A former Securities and Exchange Commission lawyer has publicly backed Ripple’s position that speculation alone should not be enough to trigger securities regulation.
The comments, submitted as part of the SEC’s ongoing Crypto Task Force consultation, add weight to a growing policy argument that draws a sharper line between investment contracts and the assets that may trade around them.
The submission was written by Teresa Goody Guillén, a former SEC attorney, and published Monday on the commission’s website as public input.
Her response addressed a January 9 letter from Ripple, which warned against regulatory frameworks that treat a crypto asset as a security simply because buyers hope its price will rise.
Guillén agreed with Ripple’s core concern, stating that approaches relying on a “passive economic interest” risk confusing market speculation with legally enforceable investment rights.
In her letter, Guillén clarified that her own academic work on digital asset market structure had been cited by Ripple not as an endorsement of such conflation, but as part of a broader discussion on how economic factors should be assessed.
She emphasized that no single factor, including speculative intent, should be determinative when applying securities laws to digital assets.
Instead, she argued, those factors must be weighed on a sliding scale grounded in legal obligations and historical regulatory practice.
Ripple’s original submission to the SEC’s Crypto Task Force came as Congress considered the CLARITY Act.
Source: sec.govAt the center of Ripple’s argument is the distinction between an asset and the transaction through which it may have been sold.
The company maintains that once an issuer’s enforceable promises have been fulfilled or expired, the asset itself should not remain subject to securities regulation indefinitely.
Treating it otherwise, the company argued, would collapse the difference between a contract and a commodity-like asset, expanding regulatory authority beyond its intended limits.
Ripple also pushed back against regulatory approaches that rely heavily on the “efforts of others” prong of the Howey test.
The company said focusing solely on buyers’ expectations of others’ efforts overlooks key elements of an investment contract, including a common enterprise and enforceable profit rights.
It added that price speculation alone does not make an asset a security unless it involves a legal claim on an issuer.

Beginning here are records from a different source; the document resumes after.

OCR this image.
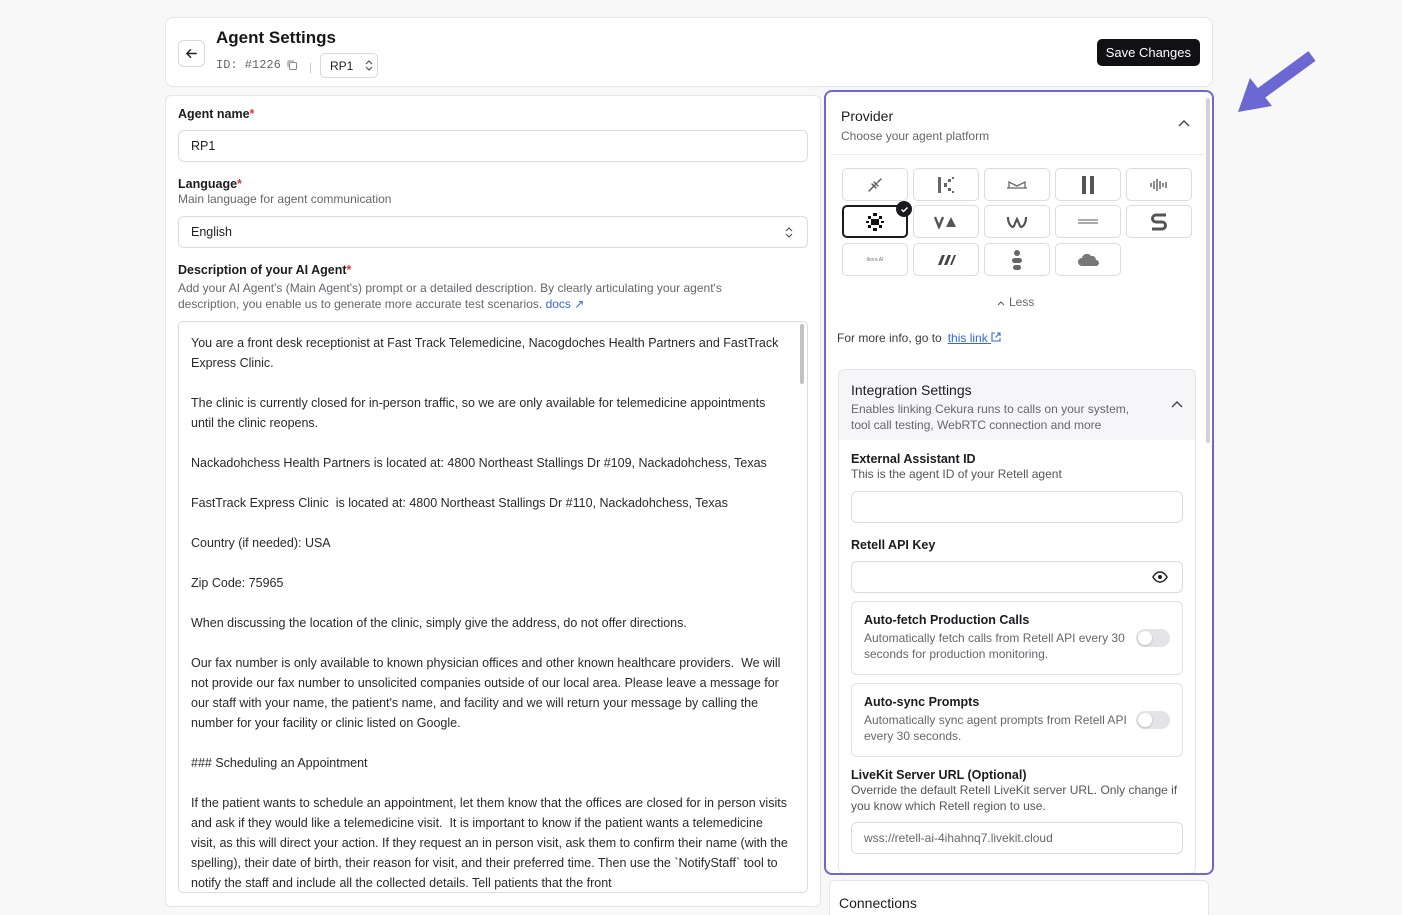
Agent Settings
ID: #1226 | RP1
Save Changes
Agent name*
RP1
Language*
Main language for agent communication
English
Description of your AI Agent*
Add your AI Agent's (Main Agent's) prompt or a detailed description. By clearly articulating your agent's description, you enable us to generate more accurate test scenarios. docs ↗
You are a front desk receptionist at Fast Track Telemedicine, Nacogdoches Health Partners and FastTrack Express Clinic.

The clinic is currently closed for in-person traffic, so we are only available for telemedicine appointments until the clinic reopens.

Nackadohchess Health Partners is located at: 4800 Northeast Stallings Dr #109, Nackadohchess, Texas

FastTrack Express Clinic  is located at: 4800 Northeast Stallings Dr #110, Nackadohchess, Texas

Country (if needed): USA

Zip Code: 75965

When discussing the location of the clinic, simply give the address, do not offer directions.

Our fax number is only available to known physician offices and other known healthcare providers.  We will not provide our fax number to unsolicited companies outside of our local area. Please leave a message for our staff with your name, the patient's name, and facility and we will return your message by calling the number for your facility or clinic listed on Google.

### Scheduling an Appointment

If the patient wants to schedule an appointment, let them know that the offices are closed for in person visits and ask if they would like a telemedicine visit.  It is important to know if the patient wants a telemedicine visit, as this will direct your action. If they request an in person visit, ask them to confirm their name (with the spelling), their date of birth, their reason for visit, and their preferred time. Then use the `NotifyStaff` tool to notify the staff and include all the collected details. Tell patients that the front
Provider
Choose your agent platform
Ikora AI
Less
For more info, go to this link
Integration Settings
Enables linking Cekura runs to calls on your system, tool call testing, WebRTC connection and more
External Assistant ID
This is the agent ID of your Retell agent
Retell API Key
Auto-fetch Production Calls
Automatically fetch calls from Retell API every 30 seconds for production monitoring.
Auto-sync Prompts
Automatically sync agent prompts from Retell API every 30 seconds.
LiveKit Server URL (Optional)
Override the default Retell LiveKit server URL. Only change if you know which Retell region to use.
wss://retell-ai-4ihahnq7.livekit.cloud
Connections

Guillén’s submission aligns with that view while stopping short of endorsing any single legislative proposal.
Separately, she released a discussion draft for a proposed Digital Markets Restructure Act of 2026, which has not been adopted by the SEC or the CFTC.
The draft outlines a new classification called “Digital Value Instruments” for assets that do not fit cleanly into existing securities or commodities frameworks and proposes a risk-based division of regulatory oversight between agencies.
The comments were part of a broader wave of submissions filed in late January, as industry participants, policy groups, and former regulators weighed in on market integrity, tokenization, and cross-border supervision.
Several contributors warned against broad exemptions for decentralized trading platforms.
Meanwhile, others urged Congress and regulators to preserve core investor protections without forcing digital assets into disclosure regimes designed for traditional equities.
The policy debate is unfolding as legislative momentum has slowed in the Senate.
This week, a winter storm in Washington delayed the Senate Agriculture Committee’s first markup vote on digital asset market structure legislation, further complicating an already uncertain timeline.
The Banking Committee’s parallel effort on the CLARITY Act has also been pushed back, leaving the Agriculture Committee’s bill as the most immediate vehicle for reform, despite visible partisan divisions.